Voilà le vrai sujet qui hante les coulisses du football algérien depuis quelques semaines. Le fils de Zinédine Zidane porte un nom qui ouvre des portes mais qui ferme aussi d'autres. Quand ton père est Zinédine Zidane, quand tu vois sur les photos d'archive ce bonhomme soulever la Coupe du monde en 1998 et 2018, quand chaque interviewer rappelle « vous êtes le fils de... », c'est difficile de respirer. C'est difficile de croire qu'on a le droit de rater.

Luca avait 27 ans quand il a été appelé pour les Fennecs. Un gardien formé à Saint-Étienne, passé par plusieurs clubs, sans être une superstar mais avec du sérieux, du professionnalisme. L'Algérie n'avait pas le luxe de faire la fine bouche. Sauf que, dès l'arrivée, les projecteurs se sont braqués sur lui avec une intensité différente. Ce n'était pas juste « le gardien numéro un de l'équipe nationale », c'était « le fils de Zidane qui arrive sauver l'Algérie ». Les attentes gonflent. Les critiques aussi.

Et puis arrive l'Argentine. Messi qui touche le ballon, Álvarez qui accélère, Di María qui dribble comme s'il avait encore 25 ans. Zidane regarde. Il tente. Il ne peut rien. Trois buts. Le score affiche 3-0 et soudain, c'est lui qu'on pointe du doigt, pas la défense, pas l'organisation tactique. Lui. Le fils.

La consultation, ce cri d'alarme silencieux

Que Luca Zidane aille voir un psychologue, ce n'est pas une faiblesse. C'est l'inverse exact. C'est la marque d'un athlète qui comprend enfin que les muscles ne suffisent pas, que les réflexes peuvent être rapides mais que la tête, la tête elle est ailleurs, prisonnière, paralysée par les fantômes.

Les clubs les plus sérieux du monde font ça depuis dix ans. Les équipes nationales gagnantes aussi. La Suisse, la France, même l'Algérie l'a compris avec ses autres joueurs. Mais pour un gardien, c'est différent. Un gardien c'est seul. Il n'y a pas de coéquipier à blâmer, pas d'excuse en première ligne. C'est toi ou c'est l'équipe adverse qui marque. Point.

En consultant un psy, Zidane admet quelque chose d'énorme : que ce qui le paralyse, ce n'est pas la technique, ce n'est pas le coup de pied adverse, c'est sa propre tête. C'est le poids du nom, les regards des journalistes qui attendent le pire, l'impression que chaque erreur confirme qu'il n'était pas à la hauteur.

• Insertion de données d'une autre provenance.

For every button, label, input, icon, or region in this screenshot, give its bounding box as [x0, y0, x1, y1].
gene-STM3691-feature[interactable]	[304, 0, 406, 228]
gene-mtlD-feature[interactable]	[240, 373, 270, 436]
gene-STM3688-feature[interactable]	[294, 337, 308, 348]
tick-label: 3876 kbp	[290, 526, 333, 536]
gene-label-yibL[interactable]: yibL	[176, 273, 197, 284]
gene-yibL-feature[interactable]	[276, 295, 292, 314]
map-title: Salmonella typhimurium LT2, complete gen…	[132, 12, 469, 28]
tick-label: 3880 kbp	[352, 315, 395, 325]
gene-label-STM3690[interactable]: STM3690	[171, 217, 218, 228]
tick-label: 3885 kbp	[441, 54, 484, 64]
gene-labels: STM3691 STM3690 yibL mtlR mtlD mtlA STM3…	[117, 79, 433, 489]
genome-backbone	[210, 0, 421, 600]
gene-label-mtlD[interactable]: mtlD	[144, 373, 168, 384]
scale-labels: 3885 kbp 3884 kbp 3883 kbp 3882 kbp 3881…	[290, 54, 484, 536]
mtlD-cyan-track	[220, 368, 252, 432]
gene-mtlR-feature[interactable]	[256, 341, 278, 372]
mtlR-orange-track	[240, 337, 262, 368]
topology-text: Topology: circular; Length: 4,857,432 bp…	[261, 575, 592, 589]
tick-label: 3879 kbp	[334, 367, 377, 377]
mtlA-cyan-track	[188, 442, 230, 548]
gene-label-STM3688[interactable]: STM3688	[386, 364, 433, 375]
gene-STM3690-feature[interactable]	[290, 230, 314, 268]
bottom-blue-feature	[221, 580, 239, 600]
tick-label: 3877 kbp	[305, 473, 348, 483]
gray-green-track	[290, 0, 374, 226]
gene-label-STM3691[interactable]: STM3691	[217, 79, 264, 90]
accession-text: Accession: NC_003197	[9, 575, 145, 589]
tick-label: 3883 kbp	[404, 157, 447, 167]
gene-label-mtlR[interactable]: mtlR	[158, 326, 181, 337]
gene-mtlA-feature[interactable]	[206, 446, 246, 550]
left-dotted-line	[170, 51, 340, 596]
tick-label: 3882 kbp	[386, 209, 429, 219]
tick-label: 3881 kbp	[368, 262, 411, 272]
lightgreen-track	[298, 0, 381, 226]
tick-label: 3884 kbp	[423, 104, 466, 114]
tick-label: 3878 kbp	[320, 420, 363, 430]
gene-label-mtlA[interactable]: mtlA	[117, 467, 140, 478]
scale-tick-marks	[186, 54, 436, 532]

C'est exhausting comme mental, ça tue les joueurs avant même qu'ils jouent.

Et là au moins, il y a de la lucidité. Combien de gardiens sont restés bloqués, années après années, à cause d'un match catastrophique? Combien se sont laissés pourrir de l'intérieur sans rien faire? Zidane, lui, il tend la main. Il reconnaît que ça ne va pas au-delà des trois zéros contre l'Argentine.

La route de la rédemption ne fait que commencer

Il y a plusieurs matchs avant la fin de la Coupe du Monde 2026. L'Algérie joue encore. Le groupe n'est pas fermé. Les Fennecs peuvent se battre pour la qualification, pour montrer qu'un match, même un mauvais match, ce n'est pas une saison, ce n'est pas une carrière. Zidane le sait.

Ce qui se passe maintenant dans la tête de ce gardien pourrait devenir un modèle ou un contre-modèle. Si les séances avec le psy fonctionnent, si Zidane redécouvre confiance et légèreté, on parlera de lui comme d'un athlète moderne qui a eu le courage de chercher de l'aide. Si ça rate, on reverra la vidéo du trois-zéro, encore et encore, comme preuve que le nom ne suffit pas, que le talent non plus, parfois.

Mais il faut arrêter de voir ce geste comme une défaite. C'est un combat qui commence. Celui de Luca Zidane contre lui-même, contre les attentes, contre ce poids écrasant du patronyme. C'est ça le vrai match maintenant. Et franchement, à le voir accepter d'en parler publiquement, on sent qu'il n'a pas abandonné. Pas encore. Pas près d'abandonner.